I’ve got plenty more (negative, but IMO constructive) criticism about Mastodon and the broader “fediverse” if you’re curious, just search for my username and those keywords. Maybe one of these days I’ll write a blog post.
> I’ve got plenty more (negative, but IMO constructive) criticism about Mastodon and the broader “fediverse”
Same here. And I too, have planned such a blog post for a while now. Just not sure if it's worth criticizing something that's far from perfect but in many ways still better than many other systems. A bit like the vegan criticizing the vegetarian for not being animal-friendly enough (or worse, the carnivore criticizing my vegetarian diet for not being good enough because I wear a leather belt).

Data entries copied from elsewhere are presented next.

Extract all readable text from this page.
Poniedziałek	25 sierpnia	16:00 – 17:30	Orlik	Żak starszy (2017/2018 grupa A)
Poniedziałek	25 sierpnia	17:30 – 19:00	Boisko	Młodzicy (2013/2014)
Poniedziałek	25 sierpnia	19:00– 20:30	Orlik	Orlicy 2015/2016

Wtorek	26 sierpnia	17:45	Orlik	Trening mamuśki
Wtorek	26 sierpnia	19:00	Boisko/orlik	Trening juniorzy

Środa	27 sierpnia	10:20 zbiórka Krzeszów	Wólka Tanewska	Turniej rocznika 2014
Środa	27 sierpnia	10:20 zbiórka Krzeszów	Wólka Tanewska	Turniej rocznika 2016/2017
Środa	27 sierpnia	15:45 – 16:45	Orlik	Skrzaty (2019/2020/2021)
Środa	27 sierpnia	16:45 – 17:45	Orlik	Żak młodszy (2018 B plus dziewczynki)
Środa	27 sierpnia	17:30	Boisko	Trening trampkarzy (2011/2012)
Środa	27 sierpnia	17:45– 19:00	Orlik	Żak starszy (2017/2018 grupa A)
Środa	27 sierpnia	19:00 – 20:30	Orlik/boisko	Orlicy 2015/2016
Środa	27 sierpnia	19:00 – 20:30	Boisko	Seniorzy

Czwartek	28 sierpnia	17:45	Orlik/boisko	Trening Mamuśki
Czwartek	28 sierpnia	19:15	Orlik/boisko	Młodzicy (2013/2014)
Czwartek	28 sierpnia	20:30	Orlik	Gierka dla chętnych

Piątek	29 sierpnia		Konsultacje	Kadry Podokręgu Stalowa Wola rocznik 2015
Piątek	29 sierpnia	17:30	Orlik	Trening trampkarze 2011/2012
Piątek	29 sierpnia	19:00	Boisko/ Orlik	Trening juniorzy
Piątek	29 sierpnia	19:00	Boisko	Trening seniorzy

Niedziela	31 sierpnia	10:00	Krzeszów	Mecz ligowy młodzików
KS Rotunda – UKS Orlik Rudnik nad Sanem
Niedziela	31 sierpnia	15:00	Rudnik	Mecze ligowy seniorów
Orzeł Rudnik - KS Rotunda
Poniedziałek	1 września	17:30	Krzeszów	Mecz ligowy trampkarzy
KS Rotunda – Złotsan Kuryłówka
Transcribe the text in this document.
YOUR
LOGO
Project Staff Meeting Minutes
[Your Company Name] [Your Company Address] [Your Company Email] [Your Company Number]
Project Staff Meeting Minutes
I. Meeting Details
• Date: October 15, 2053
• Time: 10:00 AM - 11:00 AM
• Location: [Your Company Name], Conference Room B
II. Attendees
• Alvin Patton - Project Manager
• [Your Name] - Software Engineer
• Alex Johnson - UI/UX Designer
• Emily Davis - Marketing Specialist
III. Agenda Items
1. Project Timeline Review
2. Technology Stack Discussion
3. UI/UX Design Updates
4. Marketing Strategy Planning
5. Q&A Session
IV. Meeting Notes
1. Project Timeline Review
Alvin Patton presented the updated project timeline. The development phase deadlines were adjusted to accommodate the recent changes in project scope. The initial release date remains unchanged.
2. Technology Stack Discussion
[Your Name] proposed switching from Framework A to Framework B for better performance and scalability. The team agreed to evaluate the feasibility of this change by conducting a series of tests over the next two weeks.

The issue with the current iteration of fedi is that it misses the main problems that average, non-technical people experience with social media, so those people remain unaware of fedi and/or can't get past the friction of using it, as a result they remain on the mainstream services, all while fedi remains a nerd echo-chamber with significant unsolved issues around funding, moderation, spam protection, etc (the only reason it doesn't collapse under spam/unsavory content is that it's mostly just not even worth spamming due to its irrelevance).
I'm not particularly sure the current iteration of fedi being around is better than other systems... it sucks the oxygen out of the room and reduces/fragments demand for an actually good replacement for FB/X/etc...
> For me a truly decentralised thing is where I am a node that transmits and can receive transmissions, like radios.
That sounds like Nostr. My understanding is your node is the nostr relay. Your nostr client can publish messages to your relay. Any "subscribed" clients or relays can then access and forward the message from your relay.
On the GoToSocial website it's clear what it is, how it works and how to get started. The Nostr website seems more like they want me to sign up and start using their server/relay. And I had to spend some time searching for how to set up a private relay. This fact is off-putting. Feels like they care more about their product than about free communication.
Nostr doesn't have "a website". nostr.com is its own thing, nostr.org is another thing and nostr.how is yet another. None of these (AFAIK) is related to the Nostr project, whose only web presence is on GitHub.
Yes. It's just larping as long as you are to use a username and a password to log in to a server - even if it's your own server. This is why I have never tried bluesky, their apps wants me to enter a user/pass and my date of birth. Nostr fixes this.